Ja, er lebt in Mersin, an der Mittelmeerküste, hat dort ein kleines Geschäft mit seinem Onkel.

Und du wolltest nicht mitgehn? Es ist schön warm dort und kein Regen wie hier. Ich wär froh, ich könnte wieder zurück.

Nur die Sonne macht es nicht, sagte Lola und sah auf den Boden.

O.k. ich frage nicht, aber schade, ich dachte, ihr würdet auch bald ein Kind bekommen. Ihr wolltet es doch beide. Anyway, du brauchst nichts zu sagen. Aber du mußt uns besuchen, Lola. Du mußt unsren Jungen sehn.

Ich besuch euch in der nächsten Zeit. Gib mir eure Telefonnummer. Ich ruf vorher an. Aber jetzt muß ich gehn.

Das wär schön, Lola. Meine Frau wird sich freuen. Sie kann was zu Essen machen. Wir können trinken und reden. Komm abends, ich hab wieder Arbeit.
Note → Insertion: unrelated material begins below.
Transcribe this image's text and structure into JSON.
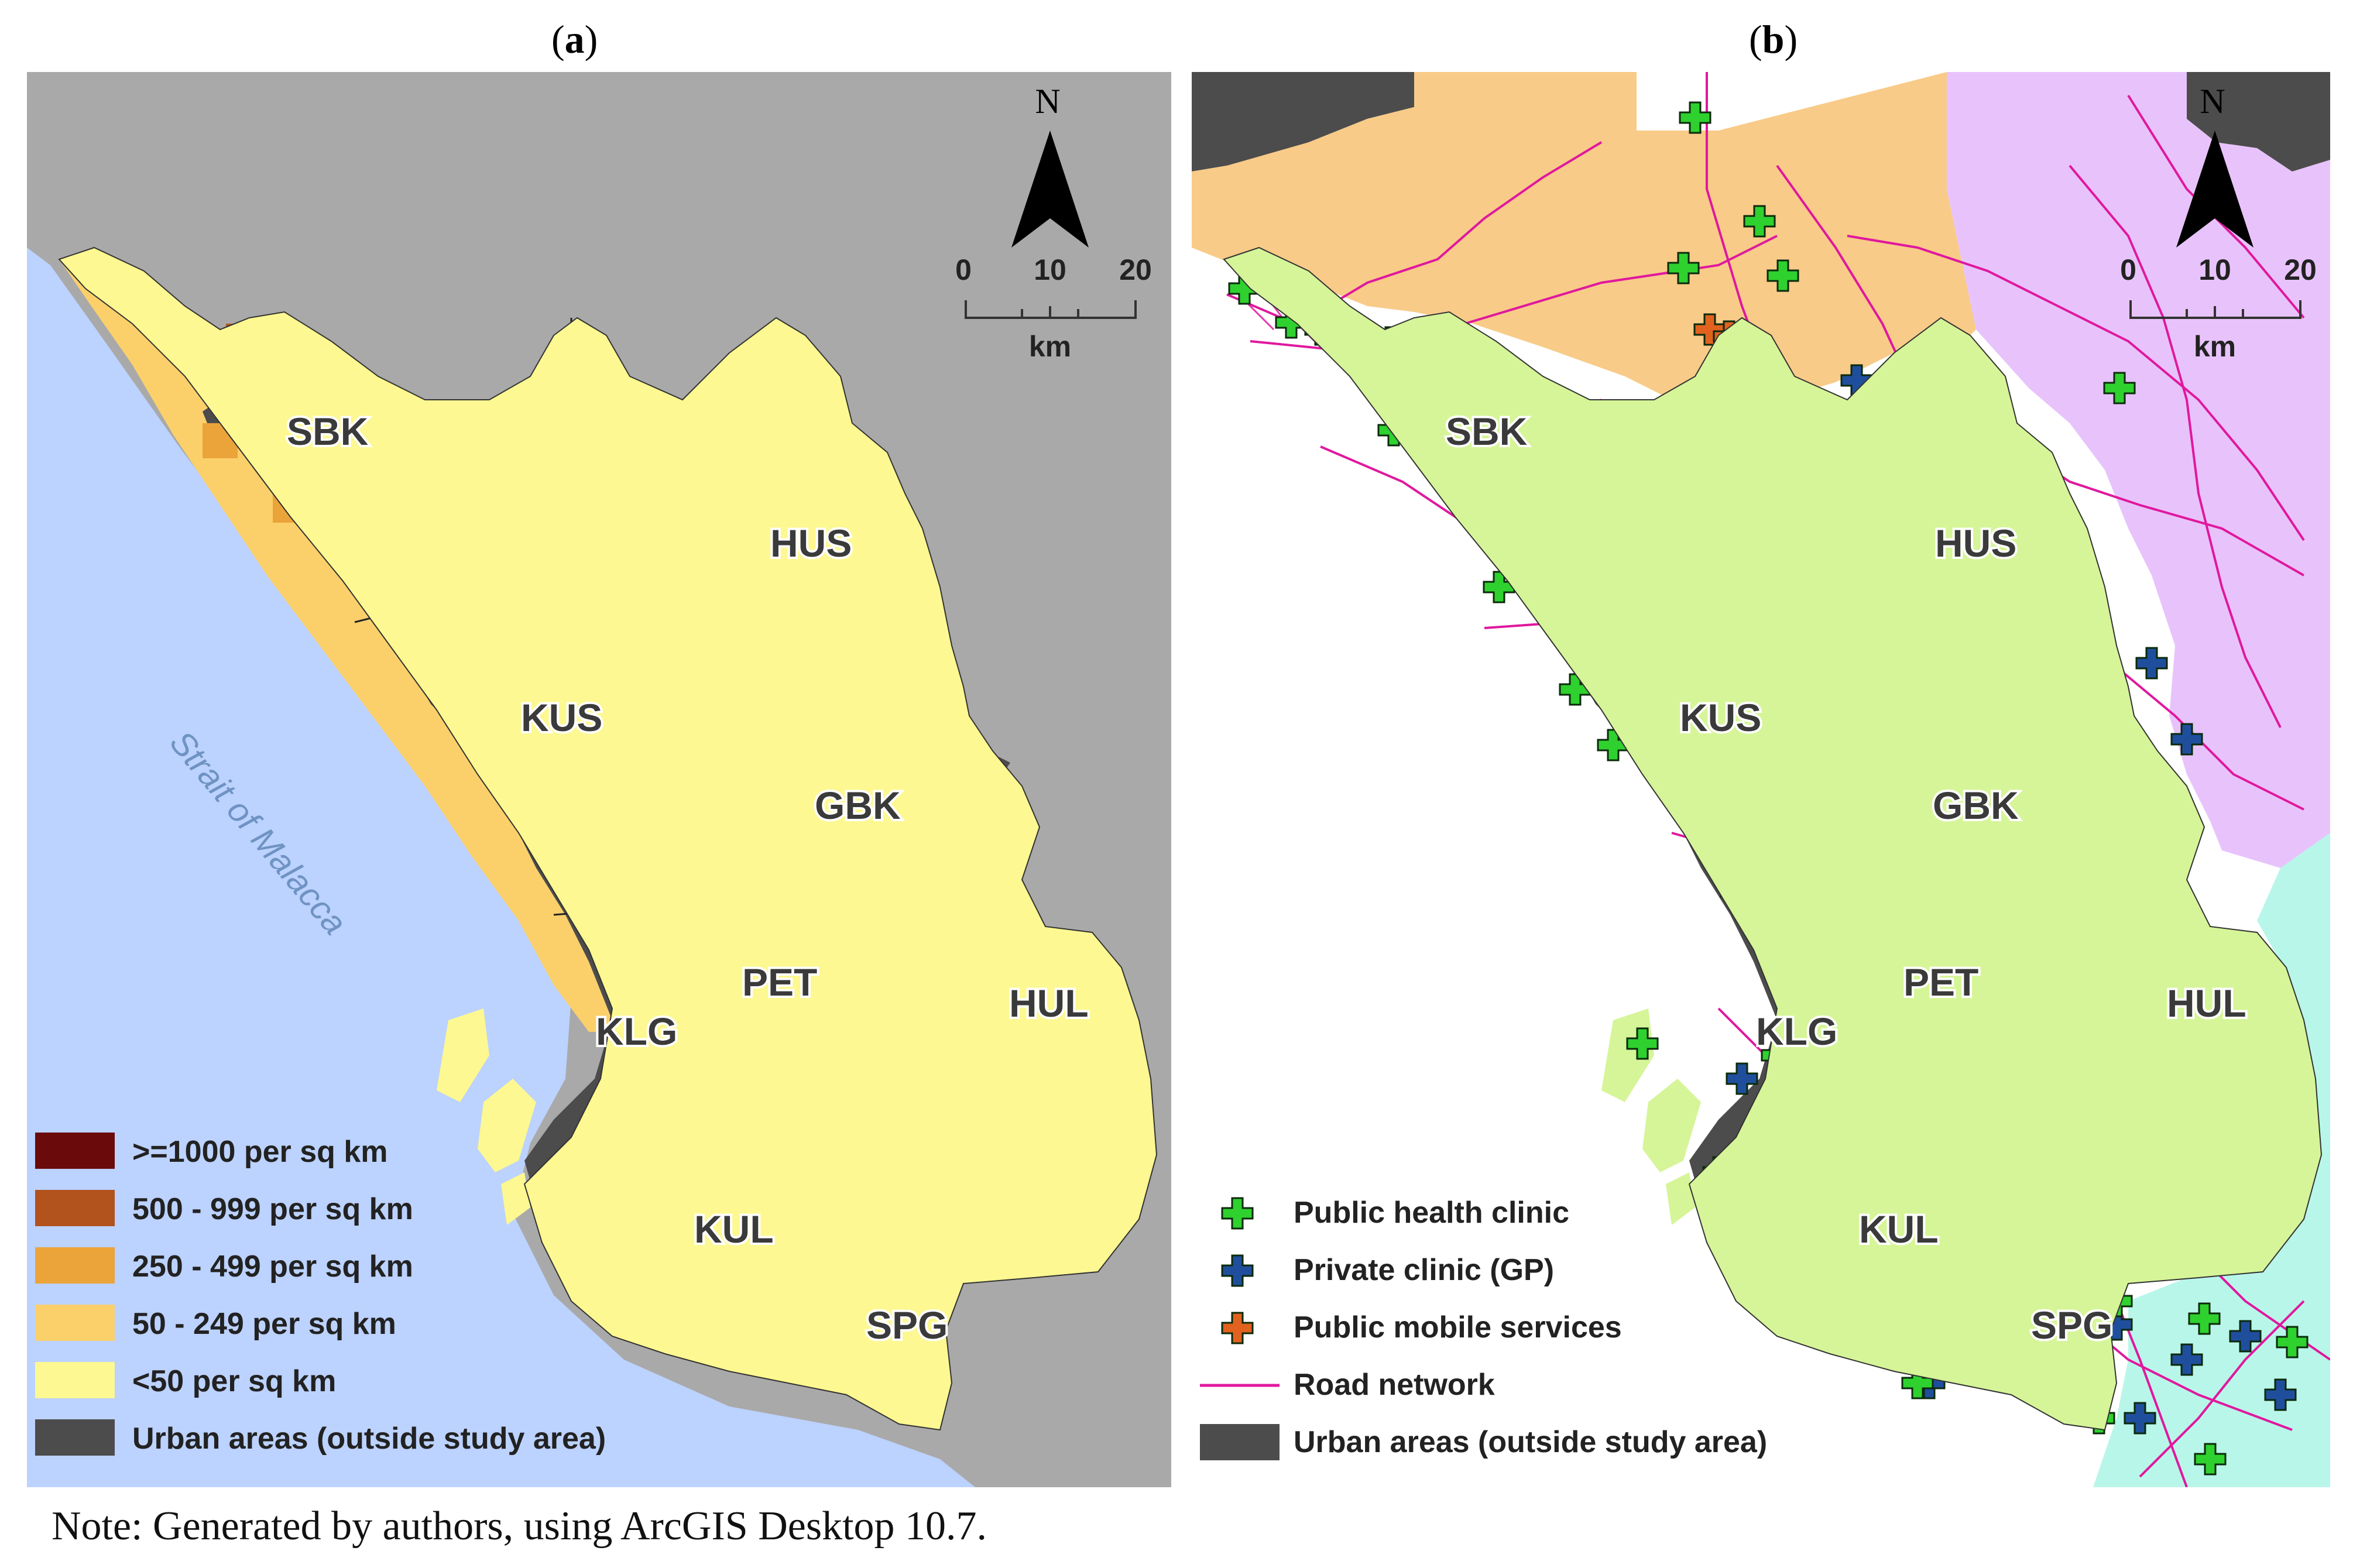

Lola überquerte schnell die Straße. Es war völlig windstill. Eine feuchte Dunstglocke hing über der Stadt. Die Kirchturmspitze war nicht mehr zu erkennen. Sie ekelte sich vor den Abgasen der Autos. Bog in eine Seitenstraße. Die führte zu einem kleinen Platz, der von hohen Bäumen und parkenden Autos umgrenzt wurde. Unvorstellbar, daß Kinder in der Großstadt aufwuchsen. Sie genoß es, in der Stadt zu leben. Die Anonymität, verbunden mit der Lebendigkeit des städtischen Lebens. Jedoch konnte sie sich nicht vorstellen, daß sie ihre eigene Kindheit in dieser Stadt hätte verbracht haben können.
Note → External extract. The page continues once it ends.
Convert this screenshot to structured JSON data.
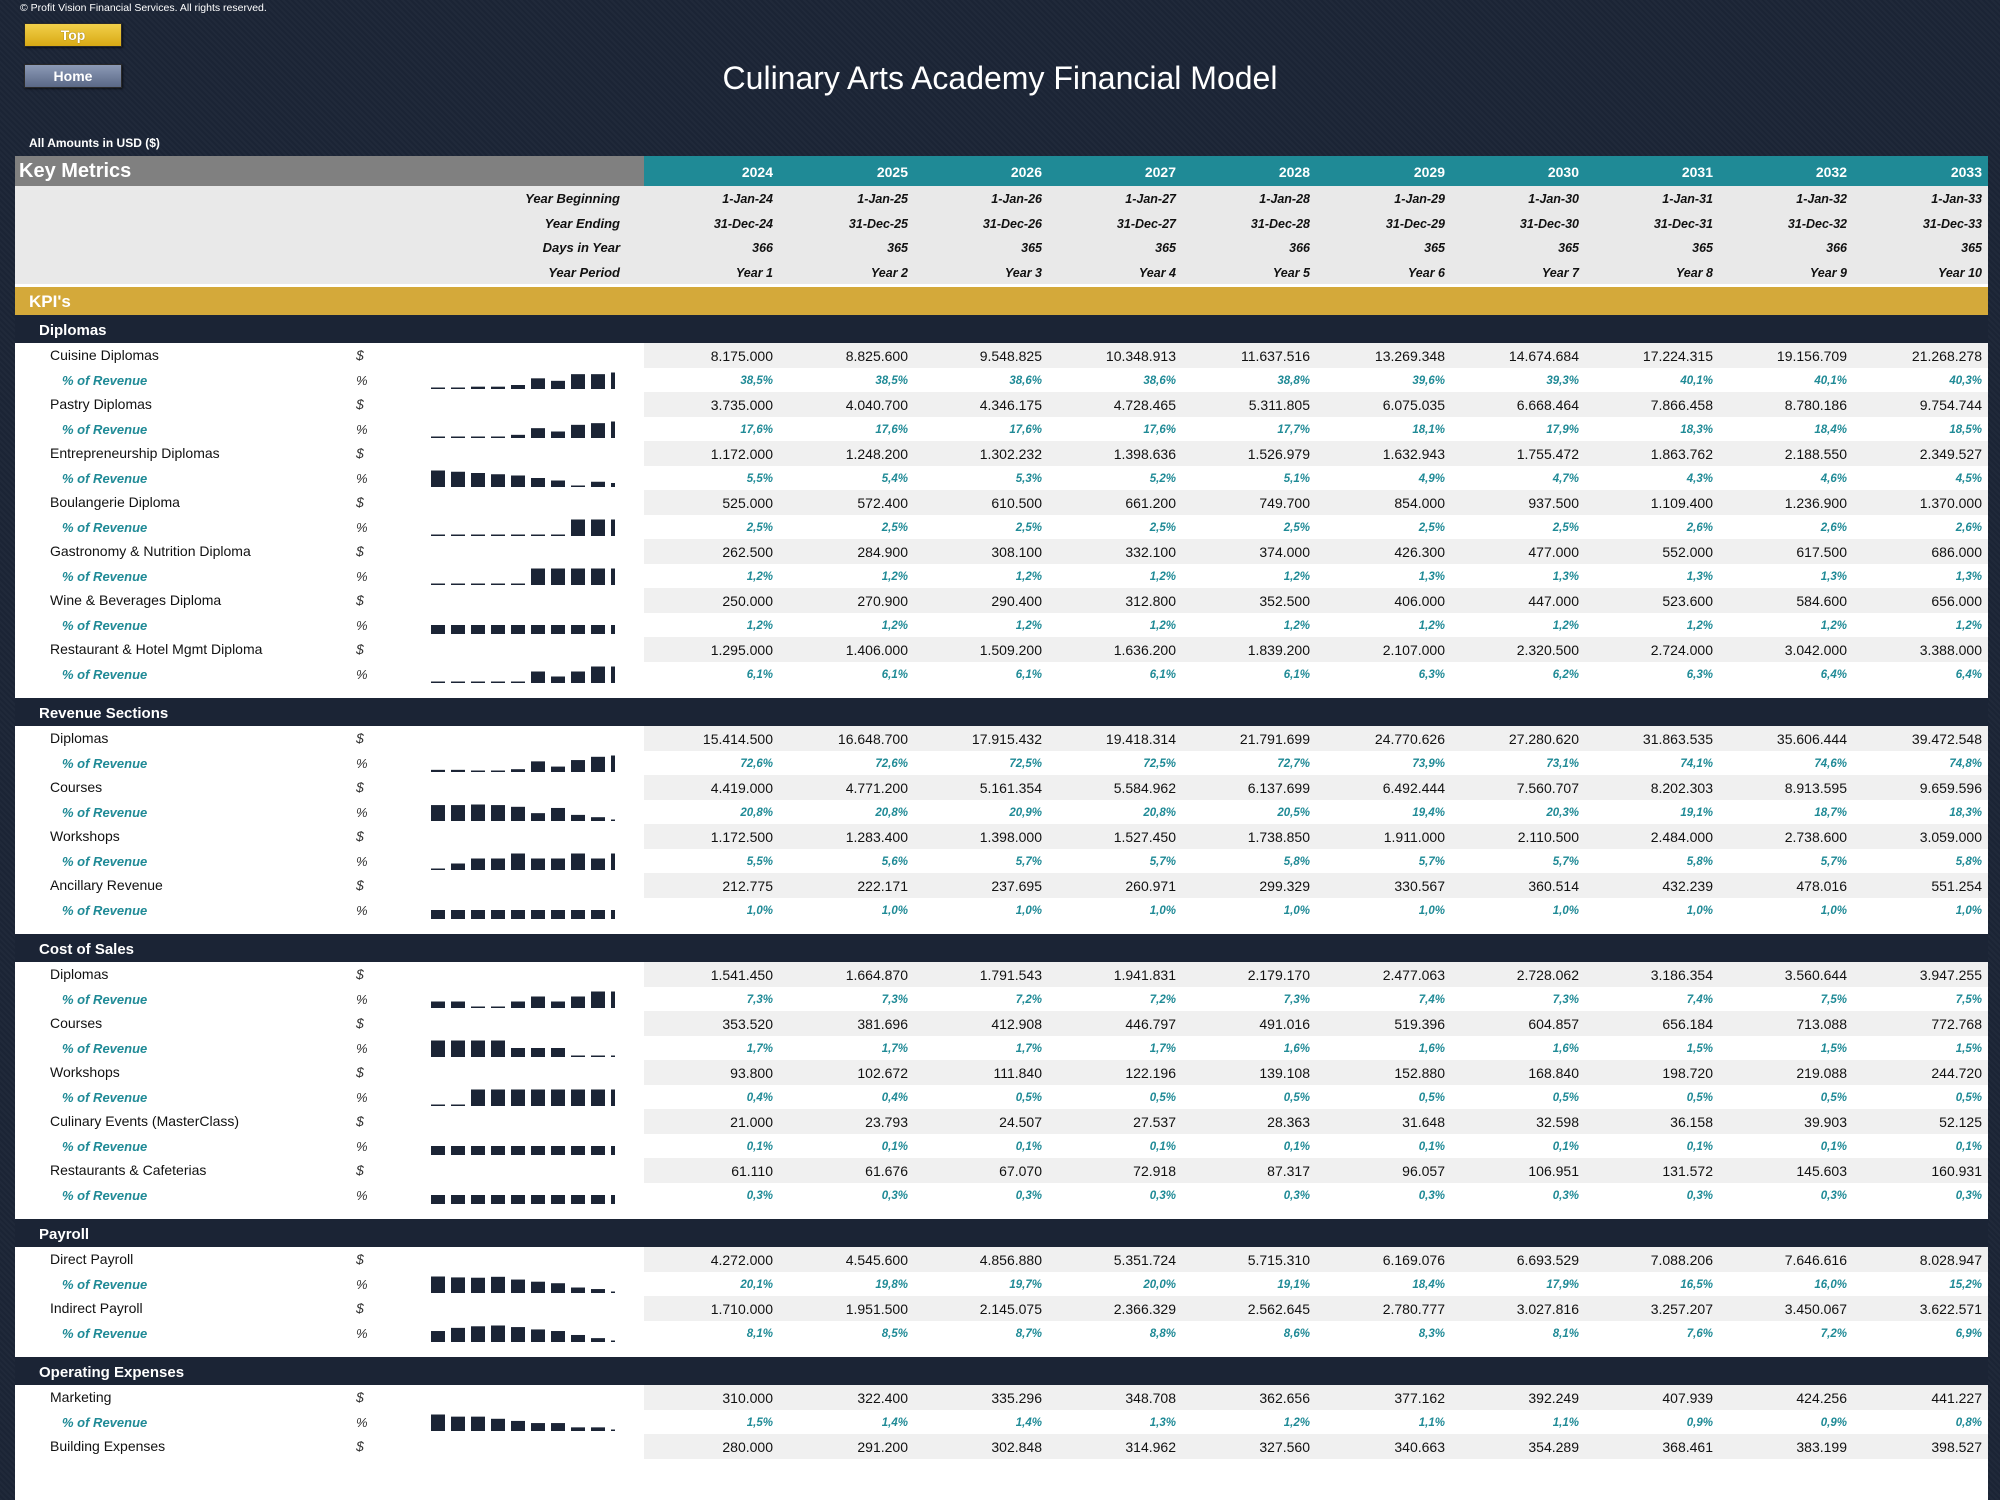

In der kleinen Siedlung, in der sie aufgewachsen war, waren die Straßen damals noch nicht einmal geteert. Nur manchmal hatte ein Lastwagen, der zu einer Baustelle fuhr, die spielenden Kinder auf der Straße gestört. Ringsherum waren Felder und sogar noch eine freie Fläche, die erst ein paar Jahre später bebaut wurde. Dort machten sie Feuer, gruben Erdhöhlen aus, bedeckten sie mit dicken Grassoden. Nach einigen Tagen erkannte niemand mehr den Unterschlupf. Sie und ihre Freundin durften als einzige Mädchen das Quartier der Jungen betreten. Und wehe, eine von euch fängt was mit nem Tommi an. Dann machen wir kurzen Prozeß, hatte einer von den Älteren gedroht, der sich noch gut an den Krieg erinnern konnte. Die Jungen hatten in den Feldern gegen die Engländer gekämpft, und sie und ihre Freundin mußten das Lager bewachen.